幕間 ―青栄―
ジンがハルにトールウの秘密を明かした。
青龍が黄竜に手を出したなど、国の汚点とも言える事実。それを誰かに話そうという皇は今まで居なかった。
それ程までにハルを信用し、ハルならこの状況を好転させられると思い明かしたのか。将又、悪化の一途を辿っているこの重圧に耐えきれず、誰かに頼りたくて明かしたのか。
前者ならば良いのだが、後者であれば……。
溜息が漏れた。
ハルが部屋を後にし、ジンのみとなった部屋に俺は姿を現した。
「セイ!?いつから居たのだ!?」
誰も居ないと思っていたのだ。俺の登場に驚くのも当然だ。
「ハルに話して良かったのか?アレは国の汚点だろ?」
「やはり、最初から聞いていたのか……」
「ああ」
ジンは寝台に腰掛け、俺は近くにあった椅子に腰掛ける。
「私がこの事実を知ったのは皇に即位した日の夜だ。皇になれば国から逃げる事も出来まいと踏んで父上もこのタイミングで告げたのだろう。私は……この事実もそうだが、父上が今まで一人でこの事実を抱えていた事に悲しくなった……。歴代の皇達も手を尽くしたが、どうにも出来なかったから今に至っているのだろう。私に出来る事など何もない。私は何て無力なのだろう……」
ジンは手を組み、頭を垂れる。
「ハルに話せばハルは一所懸命に対策を講じてくれると思った。だが、それは綺麗事だ。心の何処かで私一人にこの重圧を背負わせないでくれ、と思っている」
どうやら後者のようだ。
ジンがハルを城に連れ戻して来た時点で薄々気付いていた。この重圧を今後一人で抱えて行くのは難しいと。
俺はひとつ息を吐き、口を開く。
「先代の青龍が何を思って黄竜に手を出したのか俺には分からん。唯一、先代を知っている朱雀ですら分からないと言っている。青龍は黄竜の事を慕っていたらしいからな。それが何故こんな結果になったのか分からないと」
だからといって放置する事も出来ない案件だ。俺が誕生するまで人の時間で考えると大分時間が掛かったそうだ。それを遥かに越えた今でも新たな黄竜の誕生の兆しすら見えない。元は五神で世界のバランスを保っていたのだから、四神で無理矢理保っている今の状態は正直危険な状態だ。
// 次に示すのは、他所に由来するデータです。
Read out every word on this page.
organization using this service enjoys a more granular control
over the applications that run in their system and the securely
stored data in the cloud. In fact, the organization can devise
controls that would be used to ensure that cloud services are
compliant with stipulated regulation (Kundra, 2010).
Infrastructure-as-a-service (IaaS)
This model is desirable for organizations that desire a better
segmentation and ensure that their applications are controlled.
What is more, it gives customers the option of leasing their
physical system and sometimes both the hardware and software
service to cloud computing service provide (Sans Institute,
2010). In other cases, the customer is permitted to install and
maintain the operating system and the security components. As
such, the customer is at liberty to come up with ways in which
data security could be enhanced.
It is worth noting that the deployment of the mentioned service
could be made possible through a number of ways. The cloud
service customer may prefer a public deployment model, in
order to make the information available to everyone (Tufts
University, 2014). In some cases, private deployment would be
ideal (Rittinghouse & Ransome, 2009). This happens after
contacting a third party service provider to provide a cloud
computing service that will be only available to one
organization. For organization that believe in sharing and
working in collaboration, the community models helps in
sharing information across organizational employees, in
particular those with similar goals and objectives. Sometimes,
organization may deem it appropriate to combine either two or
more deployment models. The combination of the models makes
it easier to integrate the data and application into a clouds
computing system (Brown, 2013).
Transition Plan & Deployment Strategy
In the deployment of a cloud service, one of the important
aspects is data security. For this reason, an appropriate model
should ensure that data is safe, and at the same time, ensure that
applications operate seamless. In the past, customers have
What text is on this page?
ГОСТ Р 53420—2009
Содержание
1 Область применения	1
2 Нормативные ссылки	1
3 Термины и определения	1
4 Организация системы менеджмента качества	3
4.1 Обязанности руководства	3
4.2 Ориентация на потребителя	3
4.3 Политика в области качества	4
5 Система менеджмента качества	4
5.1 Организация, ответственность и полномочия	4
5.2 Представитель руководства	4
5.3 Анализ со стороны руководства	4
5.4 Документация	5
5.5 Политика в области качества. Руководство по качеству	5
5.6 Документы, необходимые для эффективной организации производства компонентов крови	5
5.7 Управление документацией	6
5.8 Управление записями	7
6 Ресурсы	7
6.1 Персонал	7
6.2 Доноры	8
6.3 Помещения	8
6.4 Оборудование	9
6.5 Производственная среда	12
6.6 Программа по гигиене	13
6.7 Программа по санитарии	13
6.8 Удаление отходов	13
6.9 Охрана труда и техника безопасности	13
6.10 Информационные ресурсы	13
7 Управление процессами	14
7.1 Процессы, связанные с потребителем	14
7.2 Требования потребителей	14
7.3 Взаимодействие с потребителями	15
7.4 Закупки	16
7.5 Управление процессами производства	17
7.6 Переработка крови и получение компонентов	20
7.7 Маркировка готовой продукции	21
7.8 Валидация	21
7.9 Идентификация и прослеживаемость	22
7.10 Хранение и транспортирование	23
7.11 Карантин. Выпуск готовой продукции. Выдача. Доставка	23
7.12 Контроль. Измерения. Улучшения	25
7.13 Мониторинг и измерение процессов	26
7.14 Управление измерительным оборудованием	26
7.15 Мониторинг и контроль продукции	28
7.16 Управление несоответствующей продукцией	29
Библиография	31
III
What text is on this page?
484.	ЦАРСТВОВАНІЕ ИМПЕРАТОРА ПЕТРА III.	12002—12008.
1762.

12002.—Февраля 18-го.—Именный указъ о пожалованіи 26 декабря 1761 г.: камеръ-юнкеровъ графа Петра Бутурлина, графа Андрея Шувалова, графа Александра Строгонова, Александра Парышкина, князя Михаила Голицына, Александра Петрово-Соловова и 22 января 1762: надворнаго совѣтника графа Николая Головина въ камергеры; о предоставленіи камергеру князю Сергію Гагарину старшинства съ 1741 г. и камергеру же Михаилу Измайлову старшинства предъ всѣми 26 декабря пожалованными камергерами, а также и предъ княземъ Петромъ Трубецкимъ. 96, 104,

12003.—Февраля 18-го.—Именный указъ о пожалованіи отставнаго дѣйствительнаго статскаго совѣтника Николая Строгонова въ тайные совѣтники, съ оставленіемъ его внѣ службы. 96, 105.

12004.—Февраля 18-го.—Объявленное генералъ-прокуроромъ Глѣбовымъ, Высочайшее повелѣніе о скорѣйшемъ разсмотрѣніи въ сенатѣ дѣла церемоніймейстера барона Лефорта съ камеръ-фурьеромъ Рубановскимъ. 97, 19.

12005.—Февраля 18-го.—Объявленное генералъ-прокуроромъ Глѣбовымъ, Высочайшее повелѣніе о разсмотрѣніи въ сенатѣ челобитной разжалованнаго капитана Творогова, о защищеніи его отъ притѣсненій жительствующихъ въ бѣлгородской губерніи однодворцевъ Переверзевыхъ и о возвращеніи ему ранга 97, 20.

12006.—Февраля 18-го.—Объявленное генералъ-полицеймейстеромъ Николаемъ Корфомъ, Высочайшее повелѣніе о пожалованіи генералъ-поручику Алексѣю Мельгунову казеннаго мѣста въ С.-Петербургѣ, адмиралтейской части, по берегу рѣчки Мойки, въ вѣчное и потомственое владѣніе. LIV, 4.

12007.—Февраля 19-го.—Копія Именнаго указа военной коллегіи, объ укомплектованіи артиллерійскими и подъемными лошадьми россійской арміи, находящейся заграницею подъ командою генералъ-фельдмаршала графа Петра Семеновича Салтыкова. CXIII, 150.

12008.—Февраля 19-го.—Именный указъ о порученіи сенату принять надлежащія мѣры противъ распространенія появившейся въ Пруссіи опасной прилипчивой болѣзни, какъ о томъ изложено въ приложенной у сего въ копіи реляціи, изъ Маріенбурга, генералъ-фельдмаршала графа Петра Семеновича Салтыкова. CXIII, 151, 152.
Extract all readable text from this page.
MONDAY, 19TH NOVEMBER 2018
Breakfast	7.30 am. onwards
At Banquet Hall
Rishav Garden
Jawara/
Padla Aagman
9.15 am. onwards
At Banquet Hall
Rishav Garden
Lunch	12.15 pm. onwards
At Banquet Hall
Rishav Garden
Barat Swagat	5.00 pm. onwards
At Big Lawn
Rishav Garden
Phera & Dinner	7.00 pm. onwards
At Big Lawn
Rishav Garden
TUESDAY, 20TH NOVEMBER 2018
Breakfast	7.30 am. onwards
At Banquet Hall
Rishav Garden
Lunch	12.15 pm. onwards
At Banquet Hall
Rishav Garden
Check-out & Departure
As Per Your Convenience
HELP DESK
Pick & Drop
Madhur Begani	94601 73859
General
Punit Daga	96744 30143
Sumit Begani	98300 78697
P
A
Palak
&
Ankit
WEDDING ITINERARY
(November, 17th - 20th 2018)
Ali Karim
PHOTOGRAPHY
例え周りが何と言おうと、その原因を作ったのは青龍。ひいてはトールウだ。皇に責任が来て当然だ。
俺は立ちあがり、無意識に俯くジンの頭に手を置いた。
「先代の皺寄せに付き合わせてしまって、本当にすまない……」
この代でも良くて現状維持が精一杯だろうなと思った。
無駄に期待などしては辛いだけだ。
それでも、僅かな希望を捨てられない自分も居た。